На аэродроме в Южном Банин бросился к Кирпиченко, как к лучшему другу. Прямо захлебываясь от радости, он вопил, что страшно рад, что в Хабаровске у него сеструха, а у нее подружки – мировые девочки. Он стал расписывать все это дело подробно, и у Кирпиченко потемнело в глазах. После отъезда невест из рыбокомбината за всю зиму Валерий видел только двух женщин, точнее, двух пожилых крокодилов – табельщицу и повариху.
«Ах ты, Банин-Банин…»
В самолете он все кричал летчикам: «Эй, пилоты, подбросьте уголька!» Прямо узнать его было нельзя, такой сатирик… «Мало я тебе подкинул, Банин!»
Дом, в котором жила банинская сеструха, чуть высовывался из-за сугроба. Горбатую эту улицу, видно, чистили специальные машины, а отвалы снега не были вывезены и почти скрывали от глаз маленькие домики. Домики лежали словно в траншее. В скрипучем морозном воздухе стояли над трубами голубые дымки, косо торчали антенны и шесты со скворечниками. Это была совершенно деревенская улица. Трудно было даже поверить, что на холме по проспекту ходит троллейбус.

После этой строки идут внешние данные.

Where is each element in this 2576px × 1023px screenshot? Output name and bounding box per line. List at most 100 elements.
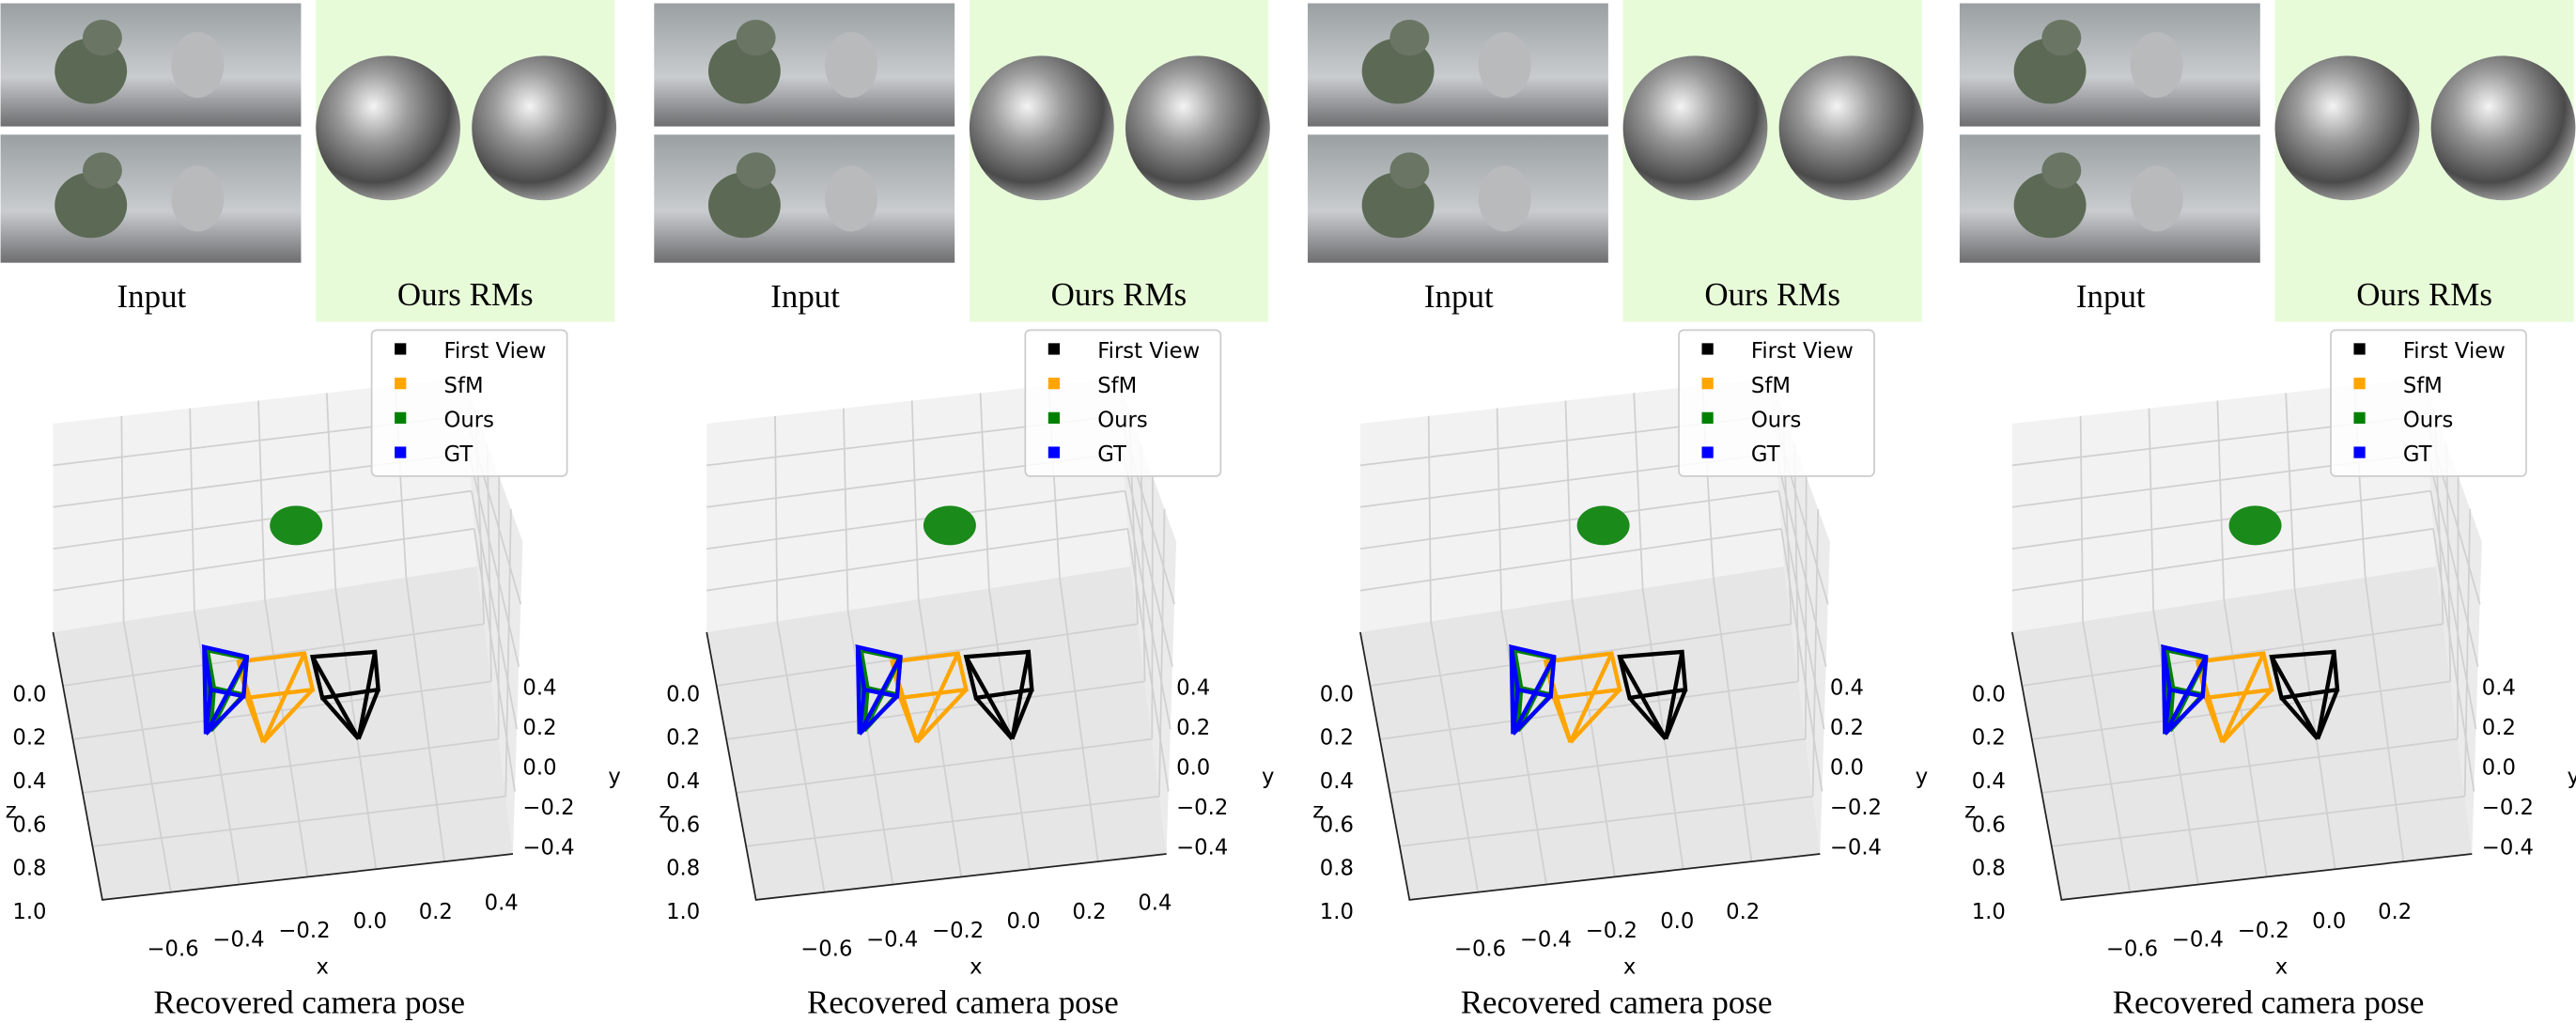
y-tick-label: −0.4 [1830,835,1882,860]
floor [53,566,513,900]
grid-line [1059,577,1099,862]
z-axis-label: z [660,799,671,824]
panel: Input Ours RMs 0.0 0.2 0.4 0.6 0.8 1.0 0.4 0.2 0.0… [654,0,1274,1021]
camera-frustum [1627,696,1668,741]
x-tick-label: 0.2 [419,900,453,924]
legend-box [2330,329,2527,477]
grid-line [2427,453,2479,667]
input-photo [654,134,955,263]
input-photo [1307,3,1608,127]
panel: Input Ours RMs 0.0 0.2 0.4 0.6 0.8 1.0 0.4 0.2 0.0… [1959,0,2576,1021]
legend-label: First View [2403,339,2506,364]
rm-label: Ours RMs [1704,276,1840,313]
x-tick-label: −0.4 [1520,928,1572,953]
z-tick-label: 0.2 [1972,726,2006,751]
grid-line [2216,400,2226,600]
legend-swatch [2353,378,2366,390]
grid-line [2463,508,2472,797]
z-tick-label: 0.8 [12,857,46,881]
legend-swatch [395,411,407,424]
legend-label: GT [444,442,473,467]
grid-line [53,489,473,550]
camera-frustum [974,696,1014,741]
grid-line [2432,528,2475,792]
x-tick-label: 0.2 [1726,900,1760,924]
camera-frustum [2163,656,2209,736]
camera-frustum [858,694,899,736]
photo-object [2041,19,2082,56]
grid-line [736,737,1153,794]
point-cloud [1576,505,1630,546]
y-tick-label: 0.2 [1830,716,1864,740]
legend-label: SfM [444,374,484,398]
grid-line [120,415,125,622]
z-tick-label: 0.0 [12,682,46,706]
grid-line [1124,490,1172,730]
legend-label: Ours [1751,408,1801,432]
x-tick-label: −0.2 [932,919,984,943]
camera-frustum [1511,656,1557,736]
grid-line [1633,393,1644,589]
input-photo [0,134,302,263]
grid-line [846,610,894,885]
legend-label: Ours [2403,408,2453,432]
grid-line [1158,508,1166,797]
z-tick-label: 1.0 [1972,900,2006,924]
x-tick-label: 0.0 [1007,909,1041,934]
input-label: Input [117,278,187,315]
photo-object [825,165,878,232]
grid-line [1564,400,1574,600]
camera-frustum [915,688,968,744]
photo-object [825,32,878,99]
y-tick-label: 0.0 [2482,755,2516,780]
x-tick-label: −0.2 [278,919,330,943]
reflectance-sphere [969,55,1114,201]
caption: Recovered camera pose [153,984,465,1021]
grid-line [1500,610,1547,885]
grid-line [486,442,492,682]
z-tick-label: 0.4 [1320,769,1354,794]
reflectance-sphere [1778,55,1924,201]
x-tick-label: −0.6 [2106,937,2158,961]
grid-line [2031,680,2451,740]
photo-object [736,19,776,56]
reflectance-sphere [2430,55,2576,201]
floor [2011,566,2473,900]
grid-line [776,621,826,892]
photo-object [2041,152,2082,189]
rm-label: Ours RMs [1051,276,1187,313]
grid-line [843,408,849,611]
axis-line [1359,631,1821,901]
camera-frustum [1569,688,1622,744]
x-tick-label: −0.2 [2238,919,2289,943]
camera-frustum [204,694,245,736]
grid-line [2152,610,2199,885]
x-tick-label: 0.2 [1072,900,1106,924]
grid-line [2011,527,2434,592]
grid-line [2079,415,2084,622]
grid-line [405,577,445,862]
x-tick-label: 0.0 [1660,909,1694,934]
x-tick-label: 0.0 [2312,909,2346,934]
x-axis-label: x [1623,955,1636,980]
camera-frustum [914,652,960,744]
grid-line [746,795,1160,847]
grid-line [2285,393,2296,589]
legend-label: First View [444,339,547,364]
camera-frustum [261,652,306,744]
grid-line [1399,795,1813,847]
photo-object [2130,32,2183,99]
camera-frustum [2204,697,2225,743]
input-photo [654,3,955,127]
legend-swatch [395,378,407,390]
y-tick-label: 0.0 [522,755,556,780]
z-tick-label: 1.0 [12,900,46,924]
grid-line [471,490,519,730]
grid-line [189,408,195,611]
z-tick-label: 0.8 [666,857,700,881]
legend-label: GT [1097,442,1126,467]
y-tick-label: 0.4 [1830,675,1864,700]
y-tick-label: 0.2 [2482,716,2516,740]
grid-line [2445,442,2452,682]
camera-frustum [203,689,213,735]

Кирпиченко немного ошалел еще в аэропорту, когда увидел длинный ряд машин с зелеными огоньками и стеклянную стену ресторана, сквозь морозные узоры которой просвечивал чинный джаз. В «Гастрономе» на главной улице он совсем распоясался: вытаскивал зеленые полусотенные бумажки, хохоча, запихивал в карманы бутылку, сгребал в охапку банки консервов. Развеселый человек Банин смеялся еще пуще Кирпиченко и только подхватывал сыры и консервы, а потом вступил в переговоры с завотделом и добыл вязанку колбасы. Банин и Кирпиченко подкатили к домику на такси, заваленном разной снедью и бутылками чечено-ингушского коньяка. В общем, к сеструхе они прибыли не с пустыми руками.

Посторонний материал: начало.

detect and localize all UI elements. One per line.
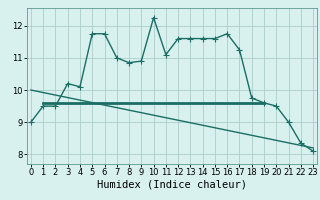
X-axis label: Humidex (Indice chaleur): Humidex (Indice chaleur): [97, 180, 247, 190]
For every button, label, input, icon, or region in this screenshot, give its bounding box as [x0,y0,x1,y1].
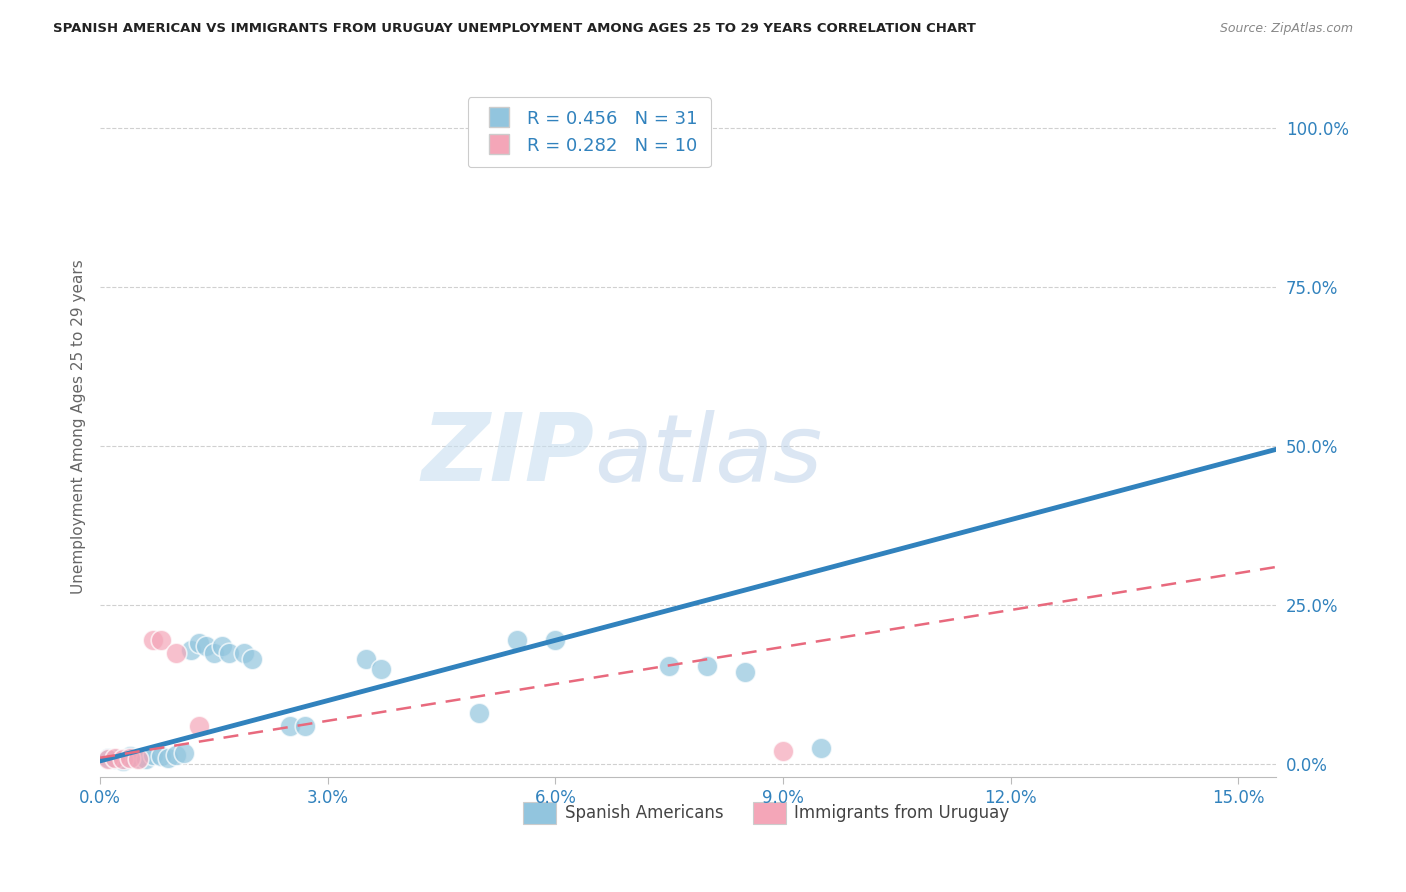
Point [294,719,316,733]
Point [142,633,165,648]
Point [142,747,165,762]
Point [240,652,263,666]
Point [202,646,225,660]
Point [97,750,120,764]
Point [111,754,134,768]
Point [211,640,233,654]
Text: SPANISH AMERICAN VS IMMIGRANTS FROM URUGUAY UNEMPLOYMENT AMONG AGES 25 TO 29 YEA: SPANISH AMERICAN VS IMMIGRANTS FROM URUG… [53,22,976,36]
Text: Immigrants from Uruguay: Immigrants from Uruguay [794,805,1010,822]
Point [120,750,142,764]
Point [278,719,301,733]
Point [104,750,127,764]
Point [187,636,209,650]
Point [506,633,529,648]
Point [104,752,127,766]
Point [180,642,202,657]
Point [135,752,157,766]
Bar [752,802,786,824]
Point [111,752,134,766]
Point [149,749,172,764]
Point [187,719,209,733]
Point [218,646,240,660]
Point [157,750,180,764]
Point [370,662,392,676]
Point [120,749,142,764]
Point [620,121,643,136]
Text: Spanish Americans: Spanish Americans [565,805,723,822]
Text: Source: ZipAtlas.com: Source: ZipAtlas.com [1219,22,1353,36]
Point [149,633,172,648]
Point [195,640,218,654]
Point [772,744,794,758]
Point [165,646,187,660]
Legend: R = 0.456   N = 31, R = 0.282   N = 10: R = 0.456 N = 31, R = 0.282 N = 10 [468,97,710,168]
Point [354,652,377,666]
Point [127,752,149,766]
Bar [523,802,557,824]
Point [165,747,187,762]
Point [810,741,832,756]
Point [468,706,491,721]
Y-axis label: Unemployment Among Ages 25 to 29 years: Unemployment Among Ages 25 to 29 years [72,260,86,594]
Point [127,750,149,764]
Text: ZIP: ZIP [422,409,595,501]
Point [696,658,718,673]
Text: atlas: atlas [595,409,823,500]
Point [544,633,567,648]
Point [233,646,256,660]
Point [734,665,756,679]
Point [658,658,681,673]
Point [173,746,195,760]
Point [97,752,120,766]
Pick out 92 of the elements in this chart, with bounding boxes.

Кирпиченко вошел в комнату мохнатой шапкой под потолок, опустил продукты на кровать, покрытую белым пикейным одеялом, выпрямился и сразу увидел в зеркале свое красное худое и недоброе лицо.
Лариска, банинская сеструха, по виду такая пухленькая медсестричка, уже расстегивала ему пальто, приговаривая: «Друзья моего брата – это мои друзья». Потом она надела пальто, боты и куда-то учапала.
Банин работал штопором и ножом, а Кирпиченко пока оглядывался. Обстановка в комнате была культурная: шифоньер с зеркалом, комод, приемник с радиолой. Над комодом висел портрет Ворошилова, еще довоенный, без погон, с маршальскими звездами в петлицах, а рядом грамота в рамке: «Отличному стрелку ВОХР за успехи в боевой и политической подготовке. УСВИТЛ».
– Это батина грамота, – пояснил Банин.
– А что, он у тебя вохровцем был?
– Был, да сплыл, – вздохнул Банин. – Помер.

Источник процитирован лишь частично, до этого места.